NO in Diabetic Nephropathy

The incidence of diabetes mellitus has reached epidemic proportions; some 10-12 million people in the United States alone are afflicted with diabetes mellitus [1]. The vascular complications of diabetes represent major risk factors for cardiovascular morbidity and mortality. Diabetic nephropathy has emerged as the leading cause of end-stage kidney failure in many centers in the United States, and diabetic retinopathy is the leading cause of blindness. The risk of fatal myocardial infarction is increased threefold to fourfold in diabetic individuals.
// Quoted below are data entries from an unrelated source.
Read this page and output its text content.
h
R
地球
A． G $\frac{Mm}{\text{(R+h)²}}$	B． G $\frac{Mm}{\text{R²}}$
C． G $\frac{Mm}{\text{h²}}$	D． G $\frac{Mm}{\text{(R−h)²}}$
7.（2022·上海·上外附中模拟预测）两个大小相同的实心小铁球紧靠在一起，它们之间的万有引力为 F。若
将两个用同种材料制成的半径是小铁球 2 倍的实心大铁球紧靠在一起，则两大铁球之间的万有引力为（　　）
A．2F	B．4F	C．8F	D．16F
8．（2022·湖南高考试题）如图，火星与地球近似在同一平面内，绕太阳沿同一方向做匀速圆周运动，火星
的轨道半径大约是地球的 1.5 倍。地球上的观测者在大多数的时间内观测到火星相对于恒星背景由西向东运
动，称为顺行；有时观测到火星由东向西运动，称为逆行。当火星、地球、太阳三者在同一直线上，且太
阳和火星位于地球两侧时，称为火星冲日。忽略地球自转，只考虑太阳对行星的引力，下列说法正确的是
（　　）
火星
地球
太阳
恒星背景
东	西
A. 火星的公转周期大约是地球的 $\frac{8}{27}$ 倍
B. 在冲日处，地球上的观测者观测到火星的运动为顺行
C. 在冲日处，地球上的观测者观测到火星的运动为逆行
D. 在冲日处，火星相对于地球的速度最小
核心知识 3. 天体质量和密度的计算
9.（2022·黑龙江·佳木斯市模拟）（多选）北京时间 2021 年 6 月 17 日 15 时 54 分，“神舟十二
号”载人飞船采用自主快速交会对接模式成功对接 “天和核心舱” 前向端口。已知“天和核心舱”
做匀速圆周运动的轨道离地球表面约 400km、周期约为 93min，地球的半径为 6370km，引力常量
Diabetic nephropathy is essentially a microvascular disease of the kidneys [2]. The natural history of renal involvement in insulin-dependent diabetes mellitus is characterized by a spectrum of abnormalities, beginning with functional hemodynamic alterations [3], followed by structural alterations [4], which, in some 30-50% of subjects progress to end-stage renal failure. Renal blood flow and glomerular filtration rate are increased during the initiating phase of diabetes in both humans and in animal models. The recent discovery that nitric oxide (NO) serves as a physiologic modulator of renal blood flow and of glomerular filtration rate prompted investigators to examine the potential role of NO in the mediation of diabetes-induced hyperfiltration. NO-mediated responses appear to be enhanced during the initiating phase of experimental diabetes, but as the disease progresses, responses mediated by NO become impaired.